Daniel Deudney: Well, Musk and Bezos articulate a vision of space expansionism that was first articulated early in the 20th century and has been subsequently developed. Bezos was actually a student of Gerard O’Neill, who was one of the main visionaries of space colonization in the United States during the 1970s. So they’re articulating a central set of ideas that is held by a large number of people, both in the United States and globally. And my book, Dark Skies, is really a systematic evaluation of the actual impact of space activities to date and a critical assessment of the likely impacts of many of these yet unrealized projects.
So to start with the historical record, this is not a simple task because space is just a place. And so there’s a heterogeneity of activities that have gone on there. So it’s like summing up apples, light bulbs, and grenades. But the standard narrative of space activities to date, I argue, is woefully inaccurate. It leaves out one of our major space programs — and, depending on how you count, perhaps our major space program and arguably our most consequential space program — which is the use of ballistic missiles to deliver thermonuclear weapons at global distances in very short periods of time.
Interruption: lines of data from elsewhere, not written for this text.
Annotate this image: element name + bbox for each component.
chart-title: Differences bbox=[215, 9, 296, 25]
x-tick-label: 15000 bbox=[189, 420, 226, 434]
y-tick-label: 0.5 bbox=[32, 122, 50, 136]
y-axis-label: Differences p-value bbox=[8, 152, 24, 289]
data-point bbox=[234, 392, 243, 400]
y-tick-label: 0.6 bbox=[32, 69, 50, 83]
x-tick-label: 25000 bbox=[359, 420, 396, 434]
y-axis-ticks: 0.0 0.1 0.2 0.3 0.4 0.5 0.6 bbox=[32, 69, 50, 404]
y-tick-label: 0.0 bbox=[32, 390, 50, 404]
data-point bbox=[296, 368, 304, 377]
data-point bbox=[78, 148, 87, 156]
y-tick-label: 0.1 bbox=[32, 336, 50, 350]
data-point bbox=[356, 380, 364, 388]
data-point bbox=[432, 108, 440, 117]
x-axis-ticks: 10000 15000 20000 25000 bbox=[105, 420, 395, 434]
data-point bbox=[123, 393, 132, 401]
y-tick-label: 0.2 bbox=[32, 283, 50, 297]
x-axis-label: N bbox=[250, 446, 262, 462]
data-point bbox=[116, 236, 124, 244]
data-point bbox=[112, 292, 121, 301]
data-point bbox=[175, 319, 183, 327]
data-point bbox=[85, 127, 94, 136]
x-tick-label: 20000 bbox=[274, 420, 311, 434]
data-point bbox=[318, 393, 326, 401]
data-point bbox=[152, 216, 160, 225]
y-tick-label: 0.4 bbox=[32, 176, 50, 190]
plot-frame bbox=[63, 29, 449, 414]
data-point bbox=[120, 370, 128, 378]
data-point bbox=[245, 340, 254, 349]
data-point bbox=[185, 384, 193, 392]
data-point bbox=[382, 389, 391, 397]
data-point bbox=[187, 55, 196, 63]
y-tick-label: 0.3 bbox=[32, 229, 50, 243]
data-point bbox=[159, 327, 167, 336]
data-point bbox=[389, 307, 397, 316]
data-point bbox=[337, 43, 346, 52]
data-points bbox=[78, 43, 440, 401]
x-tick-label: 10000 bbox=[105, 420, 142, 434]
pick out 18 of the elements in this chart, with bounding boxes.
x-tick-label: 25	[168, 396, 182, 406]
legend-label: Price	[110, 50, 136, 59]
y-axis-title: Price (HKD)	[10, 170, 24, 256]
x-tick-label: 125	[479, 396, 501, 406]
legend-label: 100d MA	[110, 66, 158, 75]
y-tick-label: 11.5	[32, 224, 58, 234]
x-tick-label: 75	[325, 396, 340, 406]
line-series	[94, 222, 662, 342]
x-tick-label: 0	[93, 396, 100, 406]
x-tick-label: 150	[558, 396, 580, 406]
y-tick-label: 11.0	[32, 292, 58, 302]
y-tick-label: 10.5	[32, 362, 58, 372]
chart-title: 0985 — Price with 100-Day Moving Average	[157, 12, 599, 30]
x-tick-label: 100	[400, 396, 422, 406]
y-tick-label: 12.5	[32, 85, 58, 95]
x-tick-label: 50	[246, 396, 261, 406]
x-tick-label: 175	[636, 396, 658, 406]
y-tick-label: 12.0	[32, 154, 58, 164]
The standard definition of space weapons is that they are weapons used against objects in orbit or placed in orbit. That’s completely insufficient because it leaves out the use of the frictionless environment of space as a corridor for rapid bombardment at distance. And so I say that we have this major space program that we don’t acknowledge as a space program. It’s what would be called an “unknown known.” Everyone knows that these exist, but they get misplaced or miscategorized. And if we put ballistic missiles back into the ledger sheet for an assessment of space activities to date, I have to conclude that the impact has been to increase the probability of nuclear war, which would obviously be a civilizational, perhaps existential, catastrophe for humanity. Take the Cuban Missile Crisis. The fact that these weapons move so rapidly — are so difficult to intercept — has created this unprecedented situation of vulnerability.
And this really points to a more general fallacy of this very optimistic thinking about space, which is to simply neglect the violence potential and the tendencies for this violence potential to be harnessed. It’s like they think that space is good, and if something is not good, then it can’t be involved in space. The reality is that this major space program (that we don’t acknowledge as such) has been a major negative in terms of the survival of our civilization. And so the first step for the space expansionist, I think, is really to be a bit more realistic and accurate about what they’ve actually done and the inherently enormous violence potential involved in this domain.